Title:Global QCD fit from $Q^2=0$ to $Q^2=30000$ GeV$^2$ with Regge-compatible initial condition

Abstract: In this paper I show that it is possible to use Regge theory to constrain the initial parton distribution functions of a global DGLAP fit. In this approach, both quarks and gluons have the same high-energy behaviour which may also be used to describe soft interactions. More precisely, I show that, if we parametrise the parton distributions with a triple-pole pomeron, {\em i.e.} like $\log^2(1/x)$ at small $x$, at $Q^2=Q_0^2$ and evolve these distribution with the DGLAP equation, we can reproduce $F_2^p$, $F_2^d$, $F_2^n/F_2^p$, $F_2^{\nu N}$ and $xF_3^{\nu N}$ for $W^2\ge 12.5$ GeV$^2$. In this case, we obtain a new leading-order global QCD fit with a Regge-compatible initial condition.

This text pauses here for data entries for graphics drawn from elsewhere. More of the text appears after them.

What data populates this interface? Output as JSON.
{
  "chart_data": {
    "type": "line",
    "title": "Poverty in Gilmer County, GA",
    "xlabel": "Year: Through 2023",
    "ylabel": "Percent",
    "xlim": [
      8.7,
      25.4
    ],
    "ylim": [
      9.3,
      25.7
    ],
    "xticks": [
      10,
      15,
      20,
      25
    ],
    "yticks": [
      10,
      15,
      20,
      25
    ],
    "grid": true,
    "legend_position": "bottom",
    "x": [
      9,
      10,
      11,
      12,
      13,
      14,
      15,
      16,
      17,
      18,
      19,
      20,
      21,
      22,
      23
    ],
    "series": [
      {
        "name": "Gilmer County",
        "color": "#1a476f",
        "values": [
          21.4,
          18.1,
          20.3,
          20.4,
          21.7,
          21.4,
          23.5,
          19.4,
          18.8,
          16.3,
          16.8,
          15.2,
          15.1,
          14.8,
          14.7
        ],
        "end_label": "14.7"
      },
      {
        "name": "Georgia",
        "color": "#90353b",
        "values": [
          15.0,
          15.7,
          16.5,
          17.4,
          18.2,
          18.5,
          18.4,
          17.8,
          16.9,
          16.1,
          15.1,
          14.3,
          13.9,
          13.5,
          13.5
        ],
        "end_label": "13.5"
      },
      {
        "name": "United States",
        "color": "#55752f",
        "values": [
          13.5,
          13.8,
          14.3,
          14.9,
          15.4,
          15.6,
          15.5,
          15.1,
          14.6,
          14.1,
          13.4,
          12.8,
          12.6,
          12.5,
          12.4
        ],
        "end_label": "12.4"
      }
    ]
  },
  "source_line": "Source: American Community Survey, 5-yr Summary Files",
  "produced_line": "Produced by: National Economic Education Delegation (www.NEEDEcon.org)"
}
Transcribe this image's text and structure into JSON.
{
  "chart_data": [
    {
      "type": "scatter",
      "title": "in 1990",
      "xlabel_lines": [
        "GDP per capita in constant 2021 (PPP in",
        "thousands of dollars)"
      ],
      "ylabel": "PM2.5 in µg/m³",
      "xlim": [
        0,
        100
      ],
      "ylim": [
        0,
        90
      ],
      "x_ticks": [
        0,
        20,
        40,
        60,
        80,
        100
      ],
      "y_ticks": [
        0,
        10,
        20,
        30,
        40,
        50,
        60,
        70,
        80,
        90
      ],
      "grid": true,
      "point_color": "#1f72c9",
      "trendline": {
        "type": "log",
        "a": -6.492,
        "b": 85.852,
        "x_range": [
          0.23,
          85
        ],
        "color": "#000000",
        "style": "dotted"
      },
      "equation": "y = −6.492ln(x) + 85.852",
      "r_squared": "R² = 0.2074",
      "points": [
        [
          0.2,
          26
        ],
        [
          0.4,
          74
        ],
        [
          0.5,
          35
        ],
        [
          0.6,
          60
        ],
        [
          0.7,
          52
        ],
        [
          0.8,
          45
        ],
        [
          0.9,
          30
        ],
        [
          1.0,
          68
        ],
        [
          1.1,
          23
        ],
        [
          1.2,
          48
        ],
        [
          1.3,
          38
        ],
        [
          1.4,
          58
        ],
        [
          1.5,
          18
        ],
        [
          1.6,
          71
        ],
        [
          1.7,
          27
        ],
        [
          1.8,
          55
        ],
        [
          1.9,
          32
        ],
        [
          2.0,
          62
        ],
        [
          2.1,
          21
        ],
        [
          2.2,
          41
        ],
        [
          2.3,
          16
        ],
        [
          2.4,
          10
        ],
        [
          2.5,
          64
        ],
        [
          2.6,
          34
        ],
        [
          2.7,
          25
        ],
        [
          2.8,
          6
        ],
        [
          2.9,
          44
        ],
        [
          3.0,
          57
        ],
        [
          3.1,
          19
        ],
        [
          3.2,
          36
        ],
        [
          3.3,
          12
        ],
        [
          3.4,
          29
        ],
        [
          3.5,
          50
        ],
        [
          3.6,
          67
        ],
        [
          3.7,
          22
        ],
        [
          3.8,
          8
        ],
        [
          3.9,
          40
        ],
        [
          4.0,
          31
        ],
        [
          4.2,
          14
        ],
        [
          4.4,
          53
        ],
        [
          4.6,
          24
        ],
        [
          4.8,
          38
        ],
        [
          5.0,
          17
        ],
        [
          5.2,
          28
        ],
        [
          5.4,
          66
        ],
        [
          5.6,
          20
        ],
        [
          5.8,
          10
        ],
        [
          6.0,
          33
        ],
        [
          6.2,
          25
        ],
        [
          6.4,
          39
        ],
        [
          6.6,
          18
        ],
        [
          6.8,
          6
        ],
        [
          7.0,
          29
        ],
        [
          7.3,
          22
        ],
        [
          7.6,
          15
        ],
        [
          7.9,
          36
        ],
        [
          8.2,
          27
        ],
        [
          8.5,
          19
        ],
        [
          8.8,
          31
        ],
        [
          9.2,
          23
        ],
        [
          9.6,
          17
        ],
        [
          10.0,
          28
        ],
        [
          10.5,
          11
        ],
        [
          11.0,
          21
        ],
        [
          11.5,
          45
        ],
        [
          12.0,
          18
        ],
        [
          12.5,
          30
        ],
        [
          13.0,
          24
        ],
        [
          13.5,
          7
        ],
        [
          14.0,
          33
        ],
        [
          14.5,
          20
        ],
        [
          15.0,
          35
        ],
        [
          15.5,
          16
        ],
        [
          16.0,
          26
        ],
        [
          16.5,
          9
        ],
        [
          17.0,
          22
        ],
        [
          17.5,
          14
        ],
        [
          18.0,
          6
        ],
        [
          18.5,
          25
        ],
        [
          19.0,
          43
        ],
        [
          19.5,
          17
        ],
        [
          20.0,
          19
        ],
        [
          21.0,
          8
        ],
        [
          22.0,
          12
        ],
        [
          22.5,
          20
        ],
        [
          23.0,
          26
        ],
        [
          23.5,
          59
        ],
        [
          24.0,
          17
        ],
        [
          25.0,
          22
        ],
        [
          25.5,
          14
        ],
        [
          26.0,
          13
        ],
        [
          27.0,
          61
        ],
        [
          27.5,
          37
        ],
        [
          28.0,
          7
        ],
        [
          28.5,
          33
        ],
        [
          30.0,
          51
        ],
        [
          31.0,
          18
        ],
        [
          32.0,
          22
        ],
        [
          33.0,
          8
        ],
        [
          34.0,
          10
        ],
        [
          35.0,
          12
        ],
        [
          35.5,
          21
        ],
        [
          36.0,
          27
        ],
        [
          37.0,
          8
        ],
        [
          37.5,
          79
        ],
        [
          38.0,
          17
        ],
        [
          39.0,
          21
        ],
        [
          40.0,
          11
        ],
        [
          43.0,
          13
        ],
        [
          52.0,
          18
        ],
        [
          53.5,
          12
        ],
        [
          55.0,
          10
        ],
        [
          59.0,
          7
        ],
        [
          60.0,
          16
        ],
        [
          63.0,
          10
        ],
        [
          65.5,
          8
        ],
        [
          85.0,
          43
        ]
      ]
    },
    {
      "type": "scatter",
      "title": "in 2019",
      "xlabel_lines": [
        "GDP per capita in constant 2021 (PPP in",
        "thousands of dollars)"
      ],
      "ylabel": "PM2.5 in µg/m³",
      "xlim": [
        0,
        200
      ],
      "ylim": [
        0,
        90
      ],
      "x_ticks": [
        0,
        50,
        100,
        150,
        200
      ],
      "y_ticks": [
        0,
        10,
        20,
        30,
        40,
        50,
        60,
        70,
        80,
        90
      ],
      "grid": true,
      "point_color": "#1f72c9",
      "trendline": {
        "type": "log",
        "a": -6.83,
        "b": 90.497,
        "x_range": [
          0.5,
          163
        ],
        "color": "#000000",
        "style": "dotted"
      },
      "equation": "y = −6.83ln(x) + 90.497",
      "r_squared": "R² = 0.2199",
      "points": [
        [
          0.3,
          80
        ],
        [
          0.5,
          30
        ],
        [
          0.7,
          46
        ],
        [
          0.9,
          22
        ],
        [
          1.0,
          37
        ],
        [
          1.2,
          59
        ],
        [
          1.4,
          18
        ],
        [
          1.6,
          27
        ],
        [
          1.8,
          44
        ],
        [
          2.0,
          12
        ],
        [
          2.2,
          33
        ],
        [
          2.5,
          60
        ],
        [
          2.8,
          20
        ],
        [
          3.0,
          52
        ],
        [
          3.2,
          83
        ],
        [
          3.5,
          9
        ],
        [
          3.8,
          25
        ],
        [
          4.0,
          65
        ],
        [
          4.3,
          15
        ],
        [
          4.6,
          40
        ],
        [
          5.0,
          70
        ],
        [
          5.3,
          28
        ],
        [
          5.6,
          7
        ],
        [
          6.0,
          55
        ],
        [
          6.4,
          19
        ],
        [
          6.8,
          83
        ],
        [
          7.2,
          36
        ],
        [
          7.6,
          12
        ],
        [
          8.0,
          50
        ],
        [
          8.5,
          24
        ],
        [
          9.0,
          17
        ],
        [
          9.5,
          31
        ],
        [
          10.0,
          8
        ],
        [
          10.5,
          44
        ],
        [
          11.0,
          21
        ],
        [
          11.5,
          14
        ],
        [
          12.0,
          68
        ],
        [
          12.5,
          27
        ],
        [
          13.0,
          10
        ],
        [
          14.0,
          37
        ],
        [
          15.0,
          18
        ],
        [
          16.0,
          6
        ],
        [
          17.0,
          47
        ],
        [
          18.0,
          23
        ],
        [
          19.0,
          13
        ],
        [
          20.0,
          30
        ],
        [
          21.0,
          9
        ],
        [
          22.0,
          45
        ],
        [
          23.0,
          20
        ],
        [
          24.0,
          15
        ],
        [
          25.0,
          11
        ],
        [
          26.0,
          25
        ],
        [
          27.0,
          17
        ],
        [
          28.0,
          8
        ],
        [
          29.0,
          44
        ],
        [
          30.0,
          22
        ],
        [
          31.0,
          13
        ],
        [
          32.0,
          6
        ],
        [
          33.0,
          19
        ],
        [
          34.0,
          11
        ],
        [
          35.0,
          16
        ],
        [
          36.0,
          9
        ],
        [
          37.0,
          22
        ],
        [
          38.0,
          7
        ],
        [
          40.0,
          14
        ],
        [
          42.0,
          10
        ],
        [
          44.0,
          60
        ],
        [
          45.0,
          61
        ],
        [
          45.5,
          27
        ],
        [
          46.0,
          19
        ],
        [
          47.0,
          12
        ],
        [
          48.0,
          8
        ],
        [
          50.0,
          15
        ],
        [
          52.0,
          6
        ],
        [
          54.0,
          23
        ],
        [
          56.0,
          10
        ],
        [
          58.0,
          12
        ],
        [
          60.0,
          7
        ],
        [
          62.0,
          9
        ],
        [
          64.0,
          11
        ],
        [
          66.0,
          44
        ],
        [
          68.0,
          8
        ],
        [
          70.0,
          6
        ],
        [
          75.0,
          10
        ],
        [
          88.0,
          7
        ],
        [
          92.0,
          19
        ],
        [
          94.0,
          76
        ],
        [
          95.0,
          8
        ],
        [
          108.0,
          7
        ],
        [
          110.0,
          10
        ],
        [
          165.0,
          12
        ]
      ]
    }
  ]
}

I shall also show that it is possible to use Regge theory to extend the parton distribution functions to small $Q^2$. This leads to a description of the structure functions over the whole $Q^2$ range based on Regge theory at low $Q^2$ and on QCD at large $Q^2$.
Finally, I shall argue that, at large $Q^2$, the parton distribution functions obtained from DGLAP evolution and containing an essential singularity at $j=1$ can be approximated by a triple-pole pomeron behaviour.